Date of Publication: September 25, 1992
Source: Chicago Tribune

 

Sometime by the end of the year, the Chicago Transit Authority plans to reconfigure its Howard-Englewood-Jackson Park rapid transit line into a Lake-Englewood-Jackson Park line and its Lake-Dan Ryan line into a Howard-Dan Ryan line.

For people already overwhelmed by the complexity of the sprawling elevated-subway system trying to figure out which train goes where and what stops it makes and doesn't along the way getting used to this may seem as simple as trying to comprehend a three-way trade in the National Basketball Association.

But don't despair. The CTA also is easing into another new scheme that not only will make the new alignments easier to sort out, but will make the entire train system easier to track (pardon the expression).

The agency has begun color-coding its trains, installing new colored front roller-curtain signs on each that will match the color of the train's route on CTA system maps. Thus, the reconfigured Howard-Dan Ryan line will become the Red Line, the Lake-Englewood-Jackson Park line will become the Green Line, the new Southwest line-scheduled to open in the spring will be the Orange Line, the Evanston Express will become the Purple Line (which should make eminent sense to Northwestern fans) and so on for the seven lines in the system.

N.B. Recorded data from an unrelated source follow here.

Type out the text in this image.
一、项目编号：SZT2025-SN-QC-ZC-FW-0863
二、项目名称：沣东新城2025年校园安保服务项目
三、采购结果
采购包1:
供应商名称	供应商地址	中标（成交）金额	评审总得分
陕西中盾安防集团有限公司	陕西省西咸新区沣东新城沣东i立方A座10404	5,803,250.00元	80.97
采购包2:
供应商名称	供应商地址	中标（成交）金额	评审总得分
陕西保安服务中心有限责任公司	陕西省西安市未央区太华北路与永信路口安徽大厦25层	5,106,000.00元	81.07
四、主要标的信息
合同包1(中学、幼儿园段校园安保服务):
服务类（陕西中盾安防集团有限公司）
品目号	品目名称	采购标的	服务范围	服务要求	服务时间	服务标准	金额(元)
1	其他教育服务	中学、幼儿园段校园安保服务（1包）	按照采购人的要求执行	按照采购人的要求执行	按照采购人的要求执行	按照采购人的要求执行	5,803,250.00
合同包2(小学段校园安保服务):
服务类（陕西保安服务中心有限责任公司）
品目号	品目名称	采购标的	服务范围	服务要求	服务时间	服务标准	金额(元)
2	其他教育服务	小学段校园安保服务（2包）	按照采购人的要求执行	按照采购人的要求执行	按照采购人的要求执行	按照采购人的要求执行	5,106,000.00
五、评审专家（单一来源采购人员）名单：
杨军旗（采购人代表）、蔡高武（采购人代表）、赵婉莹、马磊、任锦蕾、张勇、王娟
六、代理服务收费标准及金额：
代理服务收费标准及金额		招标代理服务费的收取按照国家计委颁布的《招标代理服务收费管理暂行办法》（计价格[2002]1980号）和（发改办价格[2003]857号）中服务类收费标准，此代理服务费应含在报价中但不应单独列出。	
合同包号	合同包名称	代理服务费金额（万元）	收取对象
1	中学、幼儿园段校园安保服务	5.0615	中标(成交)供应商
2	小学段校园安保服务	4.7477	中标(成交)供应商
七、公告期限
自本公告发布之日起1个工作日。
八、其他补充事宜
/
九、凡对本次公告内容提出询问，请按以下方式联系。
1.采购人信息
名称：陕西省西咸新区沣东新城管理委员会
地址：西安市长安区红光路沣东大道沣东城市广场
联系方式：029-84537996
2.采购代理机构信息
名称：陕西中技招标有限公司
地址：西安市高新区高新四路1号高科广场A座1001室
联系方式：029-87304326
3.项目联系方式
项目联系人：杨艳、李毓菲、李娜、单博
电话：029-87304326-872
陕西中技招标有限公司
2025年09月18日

The idea is to make the entire system simpler to understand and explain; once you see where you want to go on a CTA map, get on a train marked with the matching color. This may not make a lot of difference to veteran train users who are accustomed to thinking in terms of mouthfuls like O'Hare-Congress-Douglas (hereafter Blue) and even have shorthand designations for their lines. But it can make a lot of difference to first-time or occasional users, visitors to the city and people with language problems who can find the train network intimidating and confusing. It may even win the CTA some new riders.

It is part of the determination by CTA President Robert Belcaster to make the system more user-friendly (please pardon that expression, as you applaud the goal). He takes no credit for inventing the idea, which is successfully in use in such cities as Paris, London, Washington and Boston. But he deserves enormous credit for having the good sense to adopt it here, and eventually hopes to link the color-coded train system with color-coded buses. It is a positive, useful strategy for a system more accustomed to getting a black eye.